Originally I tried replacing the internal DC socket with an external one, and although this worked the connection was a little temperamental and would only charge if the plug was in a certain position and looked a little ugly with wires hanging out of the unit, this wasn't really that useful either.
After a bit of head scratching while thinking of the best way to proceed I suddenly thought of the mini USB connector which is used to connect the unit to a PC to transfer data to / from the SD card. Mini USB plugs are readily available and provide an excellent electrical connection once they are plugged in and USB car chargers can be found on ebay for under £3 each. Initially I intended to remove the PC functionality from the unit (as I had an SD card reader), but I found that the unit can charge the battery and still works as it should when connected to a PC even on the 500mA a PC USB port provides.

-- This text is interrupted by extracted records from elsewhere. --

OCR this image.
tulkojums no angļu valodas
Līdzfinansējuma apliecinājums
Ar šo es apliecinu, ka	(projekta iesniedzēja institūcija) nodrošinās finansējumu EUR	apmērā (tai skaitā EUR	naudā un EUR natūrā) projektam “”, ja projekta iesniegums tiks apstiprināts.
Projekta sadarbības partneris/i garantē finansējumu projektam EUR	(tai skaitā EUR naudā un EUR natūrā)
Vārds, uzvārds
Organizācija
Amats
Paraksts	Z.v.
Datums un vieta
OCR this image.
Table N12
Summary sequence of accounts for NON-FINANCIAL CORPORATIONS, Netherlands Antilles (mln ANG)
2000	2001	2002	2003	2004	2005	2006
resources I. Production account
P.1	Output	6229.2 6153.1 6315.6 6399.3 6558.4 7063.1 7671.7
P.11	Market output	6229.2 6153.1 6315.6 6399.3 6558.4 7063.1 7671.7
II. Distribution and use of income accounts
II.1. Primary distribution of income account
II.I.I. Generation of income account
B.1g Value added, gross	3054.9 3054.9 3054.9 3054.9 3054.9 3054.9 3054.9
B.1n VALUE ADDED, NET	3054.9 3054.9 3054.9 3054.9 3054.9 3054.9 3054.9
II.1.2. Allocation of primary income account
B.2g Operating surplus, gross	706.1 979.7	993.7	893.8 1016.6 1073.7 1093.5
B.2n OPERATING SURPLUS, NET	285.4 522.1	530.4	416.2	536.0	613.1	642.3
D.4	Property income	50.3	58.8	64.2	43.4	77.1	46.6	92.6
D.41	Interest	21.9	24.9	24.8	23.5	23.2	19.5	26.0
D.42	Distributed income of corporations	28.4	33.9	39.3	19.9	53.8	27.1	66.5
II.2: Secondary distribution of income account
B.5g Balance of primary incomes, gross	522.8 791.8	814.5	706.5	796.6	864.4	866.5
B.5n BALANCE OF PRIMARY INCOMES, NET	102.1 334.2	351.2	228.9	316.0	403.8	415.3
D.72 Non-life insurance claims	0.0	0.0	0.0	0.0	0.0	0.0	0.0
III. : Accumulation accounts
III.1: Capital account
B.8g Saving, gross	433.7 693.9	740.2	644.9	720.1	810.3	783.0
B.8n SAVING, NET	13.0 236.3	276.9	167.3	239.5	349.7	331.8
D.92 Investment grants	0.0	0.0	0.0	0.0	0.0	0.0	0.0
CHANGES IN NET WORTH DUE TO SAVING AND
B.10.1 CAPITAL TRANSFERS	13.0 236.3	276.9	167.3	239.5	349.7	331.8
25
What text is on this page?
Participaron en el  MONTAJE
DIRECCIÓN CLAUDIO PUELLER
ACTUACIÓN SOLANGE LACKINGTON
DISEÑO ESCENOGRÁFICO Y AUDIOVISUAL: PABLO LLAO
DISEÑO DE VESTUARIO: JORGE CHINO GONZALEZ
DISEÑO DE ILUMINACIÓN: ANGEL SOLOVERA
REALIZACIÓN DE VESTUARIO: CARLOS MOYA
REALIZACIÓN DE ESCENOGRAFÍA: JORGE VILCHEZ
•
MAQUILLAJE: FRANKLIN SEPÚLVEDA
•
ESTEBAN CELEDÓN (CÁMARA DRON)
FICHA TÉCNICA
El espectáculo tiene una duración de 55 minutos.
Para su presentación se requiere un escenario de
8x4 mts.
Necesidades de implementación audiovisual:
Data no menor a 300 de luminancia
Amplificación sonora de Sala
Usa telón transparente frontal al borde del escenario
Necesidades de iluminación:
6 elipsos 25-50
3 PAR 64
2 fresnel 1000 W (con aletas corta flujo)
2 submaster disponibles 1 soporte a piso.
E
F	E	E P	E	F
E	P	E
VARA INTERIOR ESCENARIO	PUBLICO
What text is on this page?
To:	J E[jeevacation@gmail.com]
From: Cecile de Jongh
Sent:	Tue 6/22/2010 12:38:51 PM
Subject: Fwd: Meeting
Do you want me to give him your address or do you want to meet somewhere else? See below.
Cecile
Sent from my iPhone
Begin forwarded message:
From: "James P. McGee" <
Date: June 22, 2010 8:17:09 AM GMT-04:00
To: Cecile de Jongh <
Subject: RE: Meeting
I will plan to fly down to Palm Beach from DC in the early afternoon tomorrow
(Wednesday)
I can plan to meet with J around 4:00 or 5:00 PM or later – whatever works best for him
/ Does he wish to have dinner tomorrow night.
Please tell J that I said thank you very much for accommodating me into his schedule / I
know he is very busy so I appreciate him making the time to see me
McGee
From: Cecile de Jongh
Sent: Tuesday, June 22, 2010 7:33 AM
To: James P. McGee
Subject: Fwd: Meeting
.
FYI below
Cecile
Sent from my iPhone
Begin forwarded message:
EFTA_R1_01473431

The modification is very easy, involving soldering a single wire inside the device and means I now have a fully functional GPS unit again.
Step 1: Tools / Materials
Automatic centre punch
2mm Allen Key / screwdriver
Basic soldering skills & equipment
Step 2: Defeating the Anti-Tamper Security Measures
Step 3: Bridging the Gap
There is a large solder pad you can use for the DC charging side, but for the USB track you will have to scratch some of the green insulation coating off the track to expose the copper underneath to solder the wire to.
I have highlighted the 2 tracks you need to bridge in orange in the second picture.